Ela me falou sobre o receio que sente de ser substituída por IAs, e por robôs, pela tecnologia e eu ponderei: acredito que haverão perdas, mas não mais do que já aconteceu no passado.
É inevitável, pelo menos para mim, pensar sobre os momentos de evolução ao longo de milhares e até milhões de anos. Os primeiros humanos que descobriram como criar ferramentas a partir de pedras lascadas, ou como cozinhar usando o fogo, ou a eletricidade, enfim, a lista é extensa.
Estamos em um momento desses. Uma tecnologia completamente revolucionária vai obrigar a nos adaptarmos ou morreremos. Não sendo dramática, mas morreremos mesmo (talvez não literalmente, mas metaforicamente com certeza).
Nessa mesma conversa eu lembrei do filme (incrível, assistam) Estrelas Além do Tempo. A cena que mais me marcou foi a que retrata a história de Dorothy Vaughan - magistralmente interpretada por Octavia Spencer, a qual sou muito fã - em que ela percebe que poderá ser substituída, junto com a equipe de mulheres “calculadoras humanas” a qual supervisionava, após a instalação de um computador com capacidade de fazer cálculos em fração de segundos. Percebendo essa ameaça ela busca entender o computador e passa a estudar Fortan, a linguagem de programação que fazia o computador funcionar.
Àquela altura, os engenheiros ainda não entendiam como fazer o computador funcionar perfeitamente e foi percebendo isso que Dorothy ganha destaque. Estudou, ensinou sua equipe e se tornou indispensável para o futuro da Nasa (ela trabalhava lá na época).

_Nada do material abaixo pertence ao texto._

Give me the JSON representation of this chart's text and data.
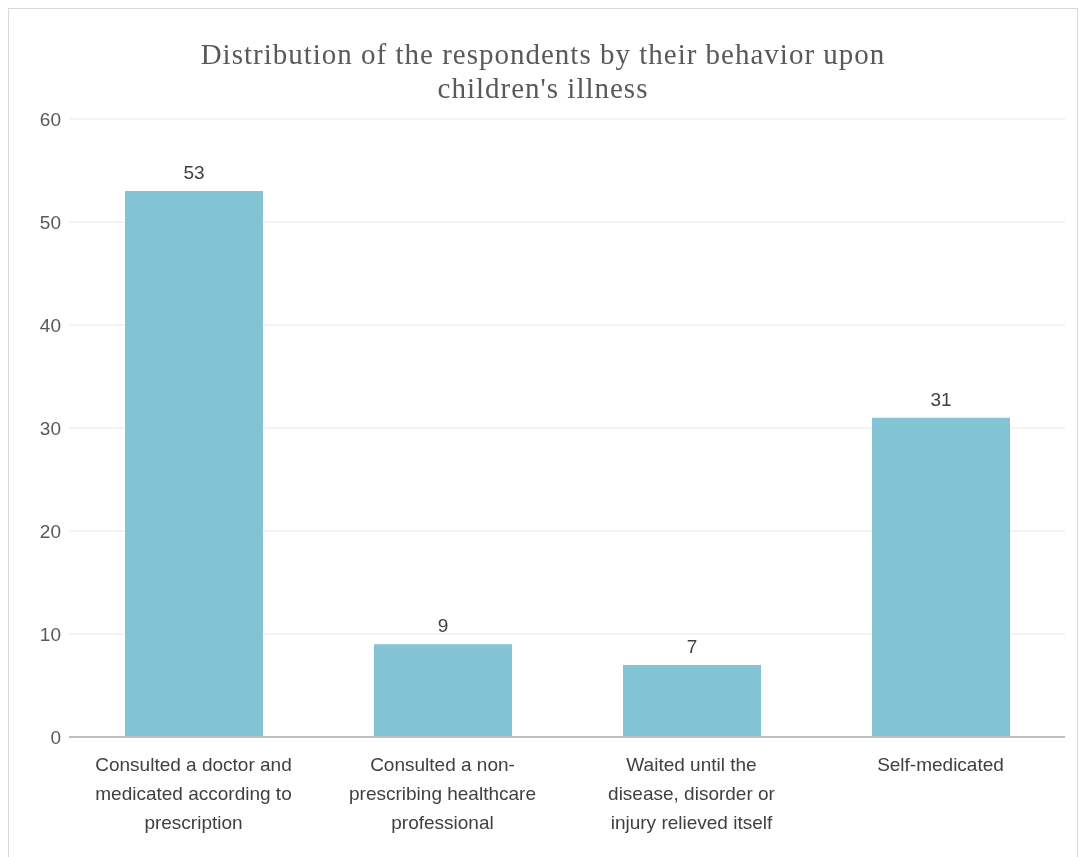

É exatamente isso que estamos enfrentando atualmente, uma nova tecnologia surgiu de forma massiva e precisamos entendê-la e nos adequarmos a ela para nos mantermos relevantes.
Ninguém sabe, ao certo, o futuro da IA. É um campo muito novo que tem sido desbravado incessantemente, mas que ainda não dá sinais de substituição da mente humana.
Aprendi que há 3 níveis para essa tecnologia:
- Inteligência Artificial Estreita (ANI) ou IA Fraca - É a categoria mais básica, onde a IA desenvolve bem uma única tarefa, como jogar xadrez, por exemplo.
- Inteligência Artificial Geral (AGI) ou IA Forte - Esse nível torna a IA quase humana, pois ela desenvolve capacidades cognitivas no nível humano, sendo capaz de desenvolver qualquer tarefa intelectual, assim como uma pessoa.
- Superinteligência Artificial (ASI) - Nesse nível, a IA supera a inteligência humana.
Estamos caminhando para o nível 2 e, sim, devemos nos preocupar com os caminhos que essa tecnologia vai trilhar. Mas no momento, o que temos é um aliado para nossas tarefas mais básicas e corriqueiras.
Há abertura para uma série de discussões, que não cabem nesse texto, mas o ponto que quero destacar é que devemos evoluir incessantemente para nos mantermos relevantes e, talvez (apenas talvez) a tecnologia seja o caminho para resgatarmos algo um tanto esquecido e negligenciado: nossa humanidade.